Another drug in critical short supply is leucovorin, a generic used in the treatment of colon cancer. Its shortage, too, is due to “manufacturing” delays, according to the suppliers. In an interview with Forbes, Michael Katz, chair of a committee of patients that advises the Eastern Cooperative Oncology Group, said, “I’ve never heard of anything like it.” The ECOG group of doctors, who have played a key role in testing new cancer medicines, recently started hearing from hospitals that they were almost out of leucovorin. There is a fear that shortages will occur more frequently with generic drugs because the margins are so thin. Even worse, many of the most important cancer drugs have gone off patent, according to Katz. Further, he wonders why there is no system to catch these shortages before they harm patients or halt clinical trials. The shortage is so acute in Florida that many cancer patients are receiving lower-than-prescribed dosages or none at all.
Going forward, a number of factors will influence the availability of life-saving medicines and other critical commodities.

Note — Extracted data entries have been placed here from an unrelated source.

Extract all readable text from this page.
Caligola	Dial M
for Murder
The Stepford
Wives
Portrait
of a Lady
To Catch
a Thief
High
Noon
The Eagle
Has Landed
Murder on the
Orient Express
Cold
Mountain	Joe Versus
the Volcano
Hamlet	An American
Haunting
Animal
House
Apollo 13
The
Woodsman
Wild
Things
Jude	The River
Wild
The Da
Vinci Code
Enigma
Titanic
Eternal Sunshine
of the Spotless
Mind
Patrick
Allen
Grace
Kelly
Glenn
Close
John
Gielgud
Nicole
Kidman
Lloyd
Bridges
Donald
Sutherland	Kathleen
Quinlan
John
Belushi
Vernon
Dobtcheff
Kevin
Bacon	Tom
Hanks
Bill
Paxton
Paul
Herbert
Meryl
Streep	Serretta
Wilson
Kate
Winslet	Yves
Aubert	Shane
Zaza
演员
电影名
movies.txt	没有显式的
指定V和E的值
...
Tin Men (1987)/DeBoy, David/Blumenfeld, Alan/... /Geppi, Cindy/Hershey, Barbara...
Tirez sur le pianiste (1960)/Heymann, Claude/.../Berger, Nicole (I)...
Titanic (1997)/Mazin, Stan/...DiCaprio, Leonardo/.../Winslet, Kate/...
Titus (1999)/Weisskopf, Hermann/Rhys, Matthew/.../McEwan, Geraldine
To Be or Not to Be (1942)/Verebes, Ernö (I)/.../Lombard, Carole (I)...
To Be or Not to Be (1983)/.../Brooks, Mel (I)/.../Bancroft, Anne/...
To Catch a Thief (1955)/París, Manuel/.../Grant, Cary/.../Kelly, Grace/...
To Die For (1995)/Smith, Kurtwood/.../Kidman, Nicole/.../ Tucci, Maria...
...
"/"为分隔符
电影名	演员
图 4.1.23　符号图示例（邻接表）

Supply disruptions: The majority of growers and producers of the raw materials for drugs are in Asia. You remember the cliff dive of the Baltic Dry Index last year. It was a reflection of severe disruptions in international trade, which, in large part, was caused by the unwillingness of banks to accept letters of credit. This could be the reason for the shortages of opium distillates, which are showing up in US pharmacies now.
Profitability and production stoppages: Indian pharmaceutical companies have stopped manufacturing some unprofitable drugs and they threaten to cut back on more. Their profits have been eroded by the fall in value of the rupee, which has raised their procurement costs for both packaging materials and bulk purchases of raw materials from China.
Distribution: Trucking companies across the country are both cutting back on routes and closing due less business and higher costs. This reached crisis proportions during the gas price spike last spring and summer and is continuing due to reduced demand for hauling. Bankruptcies were up more than 118% by the second half of 2008. In a Reuter’s interview, industry consultant Fred Crawford said he expects the acceleration of bankruptcies seen in the second half of 2008 to continue this year.
If demand for medicine decreases in a depression, it’s not because people aren’t sick. In fact, more people are sick, but they can’t afford medical care. If you’ve come across the crisis-preparedness list of 100 Things that Disappear First, you know that drugs are at the top of the list. Well, we are in a crisis and, sure enough, medicines are disappearing.